Unconventional objects not only muse Imartey - an interest similar to Prabhakar Barwe and Dilip Ranade - but also trace back to Marcel Duchamp’s Readymades which redefined the aesthetics of objects. Duchamp's intention was to extract the general connotation of aesthetic beauty or ugliness and deal with indifference. In contrast, Barwe’s and Ranade’s approach is visually relational, mnemonic and satirical. Imartey’s oeuvres are different and unqiue; there is a conceptual and abstract relation with the object and the expressions are spontaneous, as though the sound is acting through them - a concept developed by American artist and composer, John Cage. Cage redefined notions of rhythm and harmony in music compositions. His studies in Indian Philosophy and Zen Buddhism came to the idea of aleatoric or chance-controlled music. Cage described music as "a purposeless play" which is "an affirmation of life – not an attempt to bring order out of chaos nor to suggest improvements in creation, but simply a way of waking up to the very life we're living”.

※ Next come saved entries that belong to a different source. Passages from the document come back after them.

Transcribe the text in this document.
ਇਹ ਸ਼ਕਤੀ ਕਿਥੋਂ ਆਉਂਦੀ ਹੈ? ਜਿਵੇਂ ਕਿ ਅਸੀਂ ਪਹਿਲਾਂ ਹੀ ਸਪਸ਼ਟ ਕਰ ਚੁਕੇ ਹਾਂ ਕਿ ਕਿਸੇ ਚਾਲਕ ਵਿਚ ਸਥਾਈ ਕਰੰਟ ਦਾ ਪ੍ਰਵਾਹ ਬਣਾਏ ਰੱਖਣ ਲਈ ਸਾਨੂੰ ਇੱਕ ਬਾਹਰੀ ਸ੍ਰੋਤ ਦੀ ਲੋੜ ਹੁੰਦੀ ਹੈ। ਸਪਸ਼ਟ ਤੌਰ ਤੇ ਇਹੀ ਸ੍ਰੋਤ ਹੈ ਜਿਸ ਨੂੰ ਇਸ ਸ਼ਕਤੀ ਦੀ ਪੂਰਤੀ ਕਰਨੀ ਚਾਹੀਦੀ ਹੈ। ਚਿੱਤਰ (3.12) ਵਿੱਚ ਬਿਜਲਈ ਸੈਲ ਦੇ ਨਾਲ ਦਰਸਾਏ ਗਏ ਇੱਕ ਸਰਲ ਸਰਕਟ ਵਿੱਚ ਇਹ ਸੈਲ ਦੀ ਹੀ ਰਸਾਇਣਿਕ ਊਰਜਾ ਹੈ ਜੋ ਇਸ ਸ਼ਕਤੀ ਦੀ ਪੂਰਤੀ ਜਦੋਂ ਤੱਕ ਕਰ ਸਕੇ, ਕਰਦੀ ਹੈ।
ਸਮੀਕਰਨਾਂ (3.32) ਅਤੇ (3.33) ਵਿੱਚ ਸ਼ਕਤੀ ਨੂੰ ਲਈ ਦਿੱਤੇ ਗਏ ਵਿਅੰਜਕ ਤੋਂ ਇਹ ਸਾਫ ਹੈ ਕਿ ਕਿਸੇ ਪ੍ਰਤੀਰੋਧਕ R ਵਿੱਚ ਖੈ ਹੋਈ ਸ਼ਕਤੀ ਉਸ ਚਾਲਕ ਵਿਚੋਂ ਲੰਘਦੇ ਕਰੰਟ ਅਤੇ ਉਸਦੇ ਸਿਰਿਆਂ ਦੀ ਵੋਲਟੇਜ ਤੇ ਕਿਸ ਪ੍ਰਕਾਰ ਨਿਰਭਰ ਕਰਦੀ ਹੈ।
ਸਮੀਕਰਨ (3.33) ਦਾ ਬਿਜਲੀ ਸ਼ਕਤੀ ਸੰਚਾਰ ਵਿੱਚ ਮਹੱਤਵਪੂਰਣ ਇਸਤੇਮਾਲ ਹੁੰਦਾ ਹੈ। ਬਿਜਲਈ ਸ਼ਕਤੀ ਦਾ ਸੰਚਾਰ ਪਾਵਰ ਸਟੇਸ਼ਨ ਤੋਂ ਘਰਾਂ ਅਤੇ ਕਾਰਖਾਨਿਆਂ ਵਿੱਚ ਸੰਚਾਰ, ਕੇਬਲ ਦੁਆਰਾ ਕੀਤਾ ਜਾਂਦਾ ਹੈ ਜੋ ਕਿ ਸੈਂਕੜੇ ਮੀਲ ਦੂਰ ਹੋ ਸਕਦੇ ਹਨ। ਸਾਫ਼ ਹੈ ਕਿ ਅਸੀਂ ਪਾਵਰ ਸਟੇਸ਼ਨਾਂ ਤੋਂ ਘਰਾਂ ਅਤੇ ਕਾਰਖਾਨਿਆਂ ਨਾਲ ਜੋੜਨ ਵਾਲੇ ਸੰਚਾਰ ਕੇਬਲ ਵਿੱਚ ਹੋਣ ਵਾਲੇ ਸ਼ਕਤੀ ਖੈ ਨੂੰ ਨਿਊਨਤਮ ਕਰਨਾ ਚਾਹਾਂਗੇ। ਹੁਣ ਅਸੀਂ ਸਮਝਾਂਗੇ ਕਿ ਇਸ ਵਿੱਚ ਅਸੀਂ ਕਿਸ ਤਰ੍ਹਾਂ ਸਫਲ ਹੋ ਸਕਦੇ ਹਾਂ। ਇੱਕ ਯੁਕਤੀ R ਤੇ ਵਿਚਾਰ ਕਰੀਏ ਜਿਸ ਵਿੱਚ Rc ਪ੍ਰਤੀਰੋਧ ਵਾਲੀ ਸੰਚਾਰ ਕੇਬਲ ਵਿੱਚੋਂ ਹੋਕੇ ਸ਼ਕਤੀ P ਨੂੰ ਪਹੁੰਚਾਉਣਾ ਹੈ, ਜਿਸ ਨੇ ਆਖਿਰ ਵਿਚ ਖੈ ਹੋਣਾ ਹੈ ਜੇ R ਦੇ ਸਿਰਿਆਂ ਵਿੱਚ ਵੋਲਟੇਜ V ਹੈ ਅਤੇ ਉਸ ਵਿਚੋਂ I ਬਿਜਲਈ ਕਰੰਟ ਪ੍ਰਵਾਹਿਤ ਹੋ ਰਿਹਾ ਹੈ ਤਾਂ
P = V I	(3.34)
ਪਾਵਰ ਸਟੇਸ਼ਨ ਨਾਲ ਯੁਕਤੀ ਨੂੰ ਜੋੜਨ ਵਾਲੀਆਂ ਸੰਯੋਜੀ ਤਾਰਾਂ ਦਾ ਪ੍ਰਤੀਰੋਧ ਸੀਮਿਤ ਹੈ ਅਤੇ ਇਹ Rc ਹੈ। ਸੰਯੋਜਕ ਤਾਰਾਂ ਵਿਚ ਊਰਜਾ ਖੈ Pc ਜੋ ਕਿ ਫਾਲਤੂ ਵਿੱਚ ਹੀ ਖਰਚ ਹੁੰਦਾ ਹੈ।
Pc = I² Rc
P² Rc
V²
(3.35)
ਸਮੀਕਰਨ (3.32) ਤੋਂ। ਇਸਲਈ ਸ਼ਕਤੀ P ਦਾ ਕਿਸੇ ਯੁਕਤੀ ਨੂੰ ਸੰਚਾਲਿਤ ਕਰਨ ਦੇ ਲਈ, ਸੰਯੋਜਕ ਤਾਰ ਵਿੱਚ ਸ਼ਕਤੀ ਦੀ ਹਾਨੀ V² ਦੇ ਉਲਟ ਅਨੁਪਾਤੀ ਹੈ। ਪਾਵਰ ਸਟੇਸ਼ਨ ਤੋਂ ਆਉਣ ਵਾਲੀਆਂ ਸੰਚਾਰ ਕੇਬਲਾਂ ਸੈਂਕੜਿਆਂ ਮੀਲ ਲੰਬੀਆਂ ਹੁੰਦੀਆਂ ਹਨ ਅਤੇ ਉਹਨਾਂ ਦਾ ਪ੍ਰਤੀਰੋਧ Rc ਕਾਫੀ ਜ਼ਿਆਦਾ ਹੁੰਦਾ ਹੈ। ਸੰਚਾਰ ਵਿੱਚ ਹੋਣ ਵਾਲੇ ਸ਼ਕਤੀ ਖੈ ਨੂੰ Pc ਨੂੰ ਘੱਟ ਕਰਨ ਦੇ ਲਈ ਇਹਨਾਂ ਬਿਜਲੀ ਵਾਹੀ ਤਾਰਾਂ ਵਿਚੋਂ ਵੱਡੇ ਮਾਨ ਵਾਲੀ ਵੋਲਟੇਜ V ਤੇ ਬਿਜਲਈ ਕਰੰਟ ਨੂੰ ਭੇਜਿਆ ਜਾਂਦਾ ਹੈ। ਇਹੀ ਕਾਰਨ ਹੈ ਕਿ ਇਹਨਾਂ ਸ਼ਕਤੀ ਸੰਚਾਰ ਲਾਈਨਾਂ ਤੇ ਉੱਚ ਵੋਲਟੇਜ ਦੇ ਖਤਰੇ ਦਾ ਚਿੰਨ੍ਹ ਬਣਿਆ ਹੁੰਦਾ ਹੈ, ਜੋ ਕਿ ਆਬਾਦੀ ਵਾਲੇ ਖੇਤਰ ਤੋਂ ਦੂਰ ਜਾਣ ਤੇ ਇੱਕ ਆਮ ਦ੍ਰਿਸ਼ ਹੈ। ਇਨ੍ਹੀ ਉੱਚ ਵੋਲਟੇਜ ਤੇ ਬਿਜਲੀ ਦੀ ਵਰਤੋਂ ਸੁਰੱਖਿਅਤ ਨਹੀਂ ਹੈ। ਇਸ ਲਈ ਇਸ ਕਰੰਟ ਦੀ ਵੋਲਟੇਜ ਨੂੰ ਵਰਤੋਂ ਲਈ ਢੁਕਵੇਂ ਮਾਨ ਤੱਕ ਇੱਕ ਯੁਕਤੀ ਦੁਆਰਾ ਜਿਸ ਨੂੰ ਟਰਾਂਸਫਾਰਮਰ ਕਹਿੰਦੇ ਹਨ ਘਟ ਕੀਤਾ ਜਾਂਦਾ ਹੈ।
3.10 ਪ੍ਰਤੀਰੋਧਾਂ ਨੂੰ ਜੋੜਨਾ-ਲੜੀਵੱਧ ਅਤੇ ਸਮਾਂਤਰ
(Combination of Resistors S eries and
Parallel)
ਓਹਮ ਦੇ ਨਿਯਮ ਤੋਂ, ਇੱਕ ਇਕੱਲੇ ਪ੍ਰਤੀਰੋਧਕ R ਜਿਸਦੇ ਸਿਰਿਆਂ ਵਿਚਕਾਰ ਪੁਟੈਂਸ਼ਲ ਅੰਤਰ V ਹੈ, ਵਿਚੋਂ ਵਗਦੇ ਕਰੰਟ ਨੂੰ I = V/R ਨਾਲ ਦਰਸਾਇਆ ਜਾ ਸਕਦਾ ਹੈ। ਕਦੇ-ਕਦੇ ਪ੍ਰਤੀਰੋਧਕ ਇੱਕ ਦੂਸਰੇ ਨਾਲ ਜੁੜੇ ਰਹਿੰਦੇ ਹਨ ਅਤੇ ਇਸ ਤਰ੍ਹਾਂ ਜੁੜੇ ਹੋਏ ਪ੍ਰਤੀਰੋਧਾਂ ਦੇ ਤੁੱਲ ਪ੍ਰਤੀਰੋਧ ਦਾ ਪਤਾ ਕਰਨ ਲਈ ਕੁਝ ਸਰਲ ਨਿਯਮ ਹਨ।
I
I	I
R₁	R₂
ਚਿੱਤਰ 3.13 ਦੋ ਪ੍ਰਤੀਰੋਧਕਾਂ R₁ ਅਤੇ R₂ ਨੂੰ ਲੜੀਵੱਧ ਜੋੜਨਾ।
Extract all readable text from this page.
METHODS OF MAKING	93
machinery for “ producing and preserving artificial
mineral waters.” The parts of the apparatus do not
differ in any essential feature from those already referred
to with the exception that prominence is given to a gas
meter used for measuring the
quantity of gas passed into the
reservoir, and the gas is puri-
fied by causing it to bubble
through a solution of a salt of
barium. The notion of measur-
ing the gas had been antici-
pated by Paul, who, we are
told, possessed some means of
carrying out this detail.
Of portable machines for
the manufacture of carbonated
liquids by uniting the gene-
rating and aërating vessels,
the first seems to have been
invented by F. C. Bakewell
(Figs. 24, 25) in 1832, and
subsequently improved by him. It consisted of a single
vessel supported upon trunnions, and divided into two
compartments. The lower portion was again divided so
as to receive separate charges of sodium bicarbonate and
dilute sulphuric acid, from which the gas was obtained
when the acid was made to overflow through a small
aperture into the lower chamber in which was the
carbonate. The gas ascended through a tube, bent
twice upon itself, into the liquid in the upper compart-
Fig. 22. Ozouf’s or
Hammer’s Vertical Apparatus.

This exhibition traces these discourses around the aesthetics of composing objects and sound. Including texts by DG Godse, mesostics by John Cage and notations by Prabhakar Barwe along with screening films of Marcel Duchamp, John Cage and Bill Viola – this project creates a dialogue across decades.
(Also screening Marcel Duchamp and John Cage directed by Shigeko Kubota and video works by Bill Viola: Migration and The Reflecting Pool - Collected Work 1977-80, through the exhibition duration.)